The often bizarre developments taking place in online communities required dozens of words to describe what was unfolding. Trending may not have been a new word, but it gained new meaning around 2011 as various topics surged to prominence on social media. Humblebragging (2011), catfishing (2013) and photobombing (2014) all made it into various Word of the Year lists. As the technology around us slowly changed, we became familiar with adblockers, chatbots and, if you dared, the dark web. More recently, the impact of charismatic youngsters on YouTube and Instagram gave birth to the term influencer, and attempts to dislodge them from their pedestals by accusing them of questionable behaviour was an example of so-called cancel culture.

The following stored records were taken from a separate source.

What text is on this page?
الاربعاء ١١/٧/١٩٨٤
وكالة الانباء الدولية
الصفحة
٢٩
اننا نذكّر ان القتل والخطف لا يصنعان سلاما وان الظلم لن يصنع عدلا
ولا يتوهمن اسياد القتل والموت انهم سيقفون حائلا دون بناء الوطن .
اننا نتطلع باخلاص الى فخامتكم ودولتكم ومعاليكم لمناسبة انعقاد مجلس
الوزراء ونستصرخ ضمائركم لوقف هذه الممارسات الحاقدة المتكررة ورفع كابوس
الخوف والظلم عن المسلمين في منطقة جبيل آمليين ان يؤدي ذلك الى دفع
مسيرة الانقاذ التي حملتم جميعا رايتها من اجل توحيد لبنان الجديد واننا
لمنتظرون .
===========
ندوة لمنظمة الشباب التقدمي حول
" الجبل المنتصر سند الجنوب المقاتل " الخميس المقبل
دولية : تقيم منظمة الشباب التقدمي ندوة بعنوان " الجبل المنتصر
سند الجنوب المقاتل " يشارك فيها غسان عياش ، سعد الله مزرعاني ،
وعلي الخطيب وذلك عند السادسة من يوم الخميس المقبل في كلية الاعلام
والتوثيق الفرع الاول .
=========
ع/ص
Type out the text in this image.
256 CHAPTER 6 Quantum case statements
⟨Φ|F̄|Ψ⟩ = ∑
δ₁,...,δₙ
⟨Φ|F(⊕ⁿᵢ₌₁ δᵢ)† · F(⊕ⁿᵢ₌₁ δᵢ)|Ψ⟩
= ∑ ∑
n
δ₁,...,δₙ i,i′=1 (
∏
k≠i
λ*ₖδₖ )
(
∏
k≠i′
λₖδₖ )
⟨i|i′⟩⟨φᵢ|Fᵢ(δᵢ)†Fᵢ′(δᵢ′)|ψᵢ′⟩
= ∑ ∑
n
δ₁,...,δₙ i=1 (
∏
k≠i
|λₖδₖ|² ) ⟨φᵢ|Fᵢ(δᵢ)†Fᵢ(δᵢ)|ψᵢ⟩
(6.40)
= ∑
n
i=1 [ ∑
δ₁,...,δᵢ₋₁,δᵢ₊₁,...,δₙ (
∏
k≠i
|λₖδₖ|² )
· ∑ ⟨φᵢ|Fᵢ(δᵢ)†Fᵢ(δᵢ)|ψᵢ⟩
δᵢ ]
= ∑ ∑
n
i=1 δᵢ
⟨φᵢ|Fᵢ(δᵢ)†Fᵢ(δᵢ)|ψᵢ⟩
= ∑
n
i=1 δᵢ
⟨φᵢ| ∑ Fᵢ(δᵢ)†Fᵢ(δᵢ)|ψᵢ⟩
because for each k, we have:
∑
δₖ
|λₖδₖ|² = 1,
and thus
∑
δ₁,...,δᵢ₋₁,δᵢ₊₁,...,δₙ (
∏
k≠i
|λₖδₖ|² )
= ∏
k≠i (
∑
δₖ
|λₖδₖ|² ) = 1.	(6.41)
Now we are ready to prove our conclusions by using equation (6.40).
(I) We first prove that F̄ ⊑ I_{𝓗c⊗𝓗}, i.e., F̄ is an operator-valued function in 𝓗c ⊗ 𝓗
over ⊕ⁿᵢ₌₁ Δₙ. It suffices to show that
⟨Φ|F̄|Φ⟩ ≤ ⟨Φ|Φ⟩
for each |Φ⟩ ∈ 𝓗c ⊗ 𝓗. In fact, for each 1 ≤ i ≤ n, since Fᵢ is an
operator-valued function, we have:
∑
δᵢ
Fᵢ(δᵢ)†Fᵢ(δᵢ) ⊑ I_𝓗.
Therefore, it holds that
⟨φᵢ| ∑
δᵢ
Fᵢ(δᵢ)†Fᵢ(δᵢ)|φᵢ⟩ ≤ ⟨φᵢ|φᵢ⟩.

The intensity of online discourse brought new terms to prominence such as mansplaining and incel. The most resonant hashtags of the decade were #BlackLivesMatter (dating from the 2013 acquittal of George Zimmerman for the shooting of Trayvon Martin in Florida) and #MeToo, following the sexual abuse allegations against film producer Harvey Weinstein. One political wing found itself labelled as the alt-right, another as Antifa. Many people were accused of being woke for showing too much sympathy with progressive causes, and others of cakeism (stemming from the phrase "have your cake and eat it"). Occupy, Brexit and Youthquake all found themselves in the news as social change unfolded around us.

The election of Donald Trump as US President in 2016 had a curious impact on language. His fondness for communicating directly with the public via Twitter, and the enormous attention bestowed upon those tweets by the media, meant even his slip-ups entered lexicon (for example "Covfefe", from a tweet in May 2017, an apparent mistyping of coverage.) But his dismissal of unfriendly media as "fake news" was the dawn of an era in which any position could be adopted and any opposition refuted, as long as you did it brazenly and boldly enough. As black was stated to be white and reality openly doubted, words such as post-truth, gaslighting and deepfake were used with increasing frequency.

But amid all the unsettling changes that can make our world feel so disorientating, there has been plenty to lighten the mood. South Korean singer Psy gave us Gangnam Style, and was subsequently recognised by the UN for his skill of dancing as if riding a horse. Twerking wasn't recognised by the UN, but everyone now knows what it is. A 16-year-old American schoolboy, Russell Horning, became famous for flossing, and it wasn't long until the world was flossing, too.

Ten years ago, none of this would have made any sense. But making sense of our world is what an ever-changing language is all about.